Ah, is *that* what this is? I'd noticed some similar problems but not
got round to tracking it down.

-DKEY_DEBUGGING says:

  keypress: keyval = 00f6, state = 00000000; string = c3 b6
  generating sequence: c3 b6

... but that's interpreted as ISO-8859-1:

            if (!use_ucsoutput) {
                /*
                 * The stuff we've just generated is assumed to be
                 * ISO-8859-1! This sounds insane, but `man
                 * XLookupString' agrees: strings of this type
                 * returned from the X server are hardcoded to
                 * 8859-1. Strictly speaking we should be doing
                 * this using some sort of GtkIMContext, which (if
                 * we're lucky) would give us our data directly in
                 * Unicode; but that's not supported in GTK 1.2 as
                 * far as I can tell, and it's poorly documented
                 * even in 2.0, so it'll have to wait.
                 */
                if (inst->ldisc)
                    lpage_send(inst->ldisc, CS_ISO8859_1, output+start,
                               end-start, 1);
            } else {
                /*
                 * We generated our own Unicode key data from the
                 * keysym, so use that instead.
                 */
                if (inst->ldisc)
                    luni_send(inst->ldisc, ucsoutput+start, end-start, 1);
            }

It appears, though, that in GTK+ 2.0 event->string is in the current
locale
(http://library.gnome.org/devel/gdk/stable/gdk-Event-Structures.html#GdkEventKey
confirms this).
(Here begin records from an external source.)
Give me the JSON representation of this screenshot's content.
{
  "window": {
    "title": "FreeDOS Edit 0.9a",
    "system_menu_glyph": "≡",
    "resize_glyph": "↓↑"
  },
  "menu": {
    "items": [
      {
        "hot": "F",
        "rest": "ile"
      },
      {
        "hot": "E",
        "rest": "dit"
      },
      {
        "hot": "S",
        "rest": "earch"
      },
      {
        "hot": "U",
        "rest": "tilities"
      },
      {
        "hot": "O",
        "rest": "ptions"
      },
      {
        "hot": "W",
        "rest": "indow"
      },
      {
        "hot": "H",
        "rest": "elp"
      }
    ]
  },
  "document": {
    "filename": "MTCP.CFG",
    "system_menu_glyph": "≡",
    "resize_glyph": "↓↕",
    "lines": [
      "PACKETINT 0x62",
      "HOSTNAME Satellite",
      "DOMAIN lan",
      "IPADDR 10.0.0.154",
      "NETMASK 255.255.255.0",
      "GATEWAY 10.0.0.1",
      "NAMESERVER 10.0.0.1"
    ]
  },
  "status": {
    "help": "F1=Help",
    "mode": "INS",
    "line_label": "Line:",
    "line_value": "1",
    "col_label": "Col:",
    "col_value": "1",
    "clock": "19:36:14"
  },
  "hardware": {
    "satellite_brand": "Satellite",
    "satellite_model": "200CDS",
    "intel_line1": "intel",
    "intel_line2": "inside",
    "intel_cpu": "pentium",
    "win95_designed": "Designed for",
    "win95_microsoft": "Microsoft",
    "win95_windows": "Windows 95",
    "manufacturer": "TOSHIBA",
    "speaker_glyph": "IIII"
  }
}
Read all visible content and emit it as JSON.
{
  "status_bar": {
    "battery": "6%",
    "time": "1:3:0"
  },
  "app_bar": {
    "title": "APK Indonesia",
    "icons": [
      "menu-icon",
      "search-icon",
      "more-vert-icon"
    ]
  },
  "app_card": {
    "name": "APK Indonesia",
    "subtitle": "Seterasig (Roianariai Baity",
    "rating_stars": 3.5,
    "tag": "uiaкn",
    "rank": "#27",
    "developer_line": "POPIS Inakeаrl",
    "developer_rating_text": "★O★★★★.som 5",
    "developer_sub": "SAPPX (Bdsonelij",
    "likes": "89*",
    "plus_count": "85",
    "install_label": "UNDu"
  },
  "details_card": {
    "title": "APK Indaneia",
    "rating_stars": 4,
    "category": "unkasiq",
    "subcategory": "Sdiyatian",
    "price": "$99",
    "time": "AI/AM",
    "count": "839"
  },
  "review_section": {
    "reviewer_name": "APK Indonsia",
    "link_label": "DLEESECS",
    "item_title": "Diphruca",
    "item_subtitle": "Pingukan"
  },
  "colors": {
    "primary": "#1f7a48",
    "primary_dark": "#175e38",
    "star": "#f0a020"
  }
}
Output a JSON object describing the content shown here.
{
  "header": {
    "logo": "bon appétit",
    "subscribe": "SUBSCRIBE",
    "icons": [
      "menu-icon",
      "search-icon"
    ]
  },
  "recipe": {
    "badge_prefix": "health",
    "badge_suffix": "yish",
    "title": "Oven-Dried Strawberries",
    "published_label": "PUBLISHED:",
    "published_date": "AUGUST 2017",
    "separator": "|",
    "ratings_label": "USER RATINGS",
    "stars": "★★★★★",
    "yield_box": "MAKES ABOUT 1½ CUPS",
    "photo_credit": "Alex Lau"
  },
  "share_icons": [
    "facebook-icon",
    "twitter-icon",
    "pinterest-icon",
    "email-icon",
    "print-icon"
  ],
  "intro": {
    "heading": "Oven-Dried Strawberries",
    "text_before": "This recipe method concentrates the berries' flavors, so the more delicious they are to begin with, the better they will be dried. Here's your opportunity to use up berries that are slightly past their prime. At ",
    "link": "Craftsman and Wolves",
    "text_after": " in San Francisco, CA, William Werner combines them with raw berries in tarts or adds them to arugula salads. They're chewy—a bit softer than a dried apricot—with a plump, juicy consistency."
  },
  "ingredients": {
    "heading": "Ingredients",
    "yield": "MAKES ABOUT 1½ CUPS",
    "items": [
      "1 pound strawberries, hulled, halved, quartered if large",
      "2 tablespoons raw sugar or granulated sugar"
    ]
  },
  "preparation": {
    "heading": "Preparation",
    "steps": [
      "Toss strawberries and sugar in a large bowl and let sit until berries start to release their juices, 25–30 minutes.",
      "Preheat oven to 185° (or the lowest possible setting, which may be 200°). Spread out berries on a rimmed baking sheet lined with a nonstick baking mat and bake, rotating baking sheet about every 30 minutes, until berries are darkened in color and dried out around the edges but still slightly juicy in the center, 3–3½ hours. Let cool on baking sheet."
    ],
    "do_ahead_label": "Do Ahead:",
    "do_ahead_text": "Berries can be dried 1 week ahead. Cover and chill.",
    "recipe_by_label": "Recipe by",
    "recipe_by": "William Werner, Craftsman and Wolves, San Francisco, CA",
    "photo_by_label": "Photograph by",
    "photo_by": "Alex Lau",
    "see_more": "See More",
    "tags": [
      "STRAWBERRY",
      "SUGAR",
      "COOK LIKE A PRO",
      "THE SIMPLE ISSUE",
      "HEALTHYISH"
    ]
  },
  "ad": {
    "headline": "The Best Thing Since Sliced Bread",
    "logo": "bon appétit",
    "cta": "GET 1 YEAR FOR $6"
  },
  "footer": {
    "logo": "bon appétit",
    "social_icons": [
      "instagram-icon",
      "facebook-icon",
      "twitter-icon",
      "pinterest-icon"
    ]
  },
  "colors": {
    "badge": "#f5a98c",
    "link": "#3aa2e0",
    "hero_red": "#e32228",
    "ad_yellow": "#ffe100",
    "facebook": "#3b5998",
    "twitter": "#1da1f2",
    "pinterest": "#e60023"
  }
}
How about this patch?

Index: unix/gtkwin.c
===================================================================
--- unix/gtkwin.c       (revision 8469)
+++ unix/gtkwin.c       (working copy)
@@ -1049,6 +1049,10 @@
                ldisc_send(inst->ldisc, output+start, -2, 1);
        } else if (!inst->direct_to_font) {
            if (!use_ucsoutput) {
+               int charset;
+#if GTK_CHECK_VERSION(2,0,0)
+               charset = inst->ucsdata.line_codepage;
+#else
                /*
                 * The stuff we've just generated is assumed to be
                 * ISO-8859-1! This sounds insane, but `man
@@ -1061,8 +1065,10 @@
                 * far as I can tell, and it's poorly documented
                 * even in 2.0, so it'll have to wait.
                 */
+               charset = CS_ISO8859_1;
+#endif
                if (inst->ldisc)
-                   lpage_send(inst->ldisc, CS_ISO8859_1, output+start,
+                   lpage_send(inst->ldisc, charset, output+start,
                               end-start, 1);
            } else {
                /*

-- 
Colin Watson                                       [[email protected]]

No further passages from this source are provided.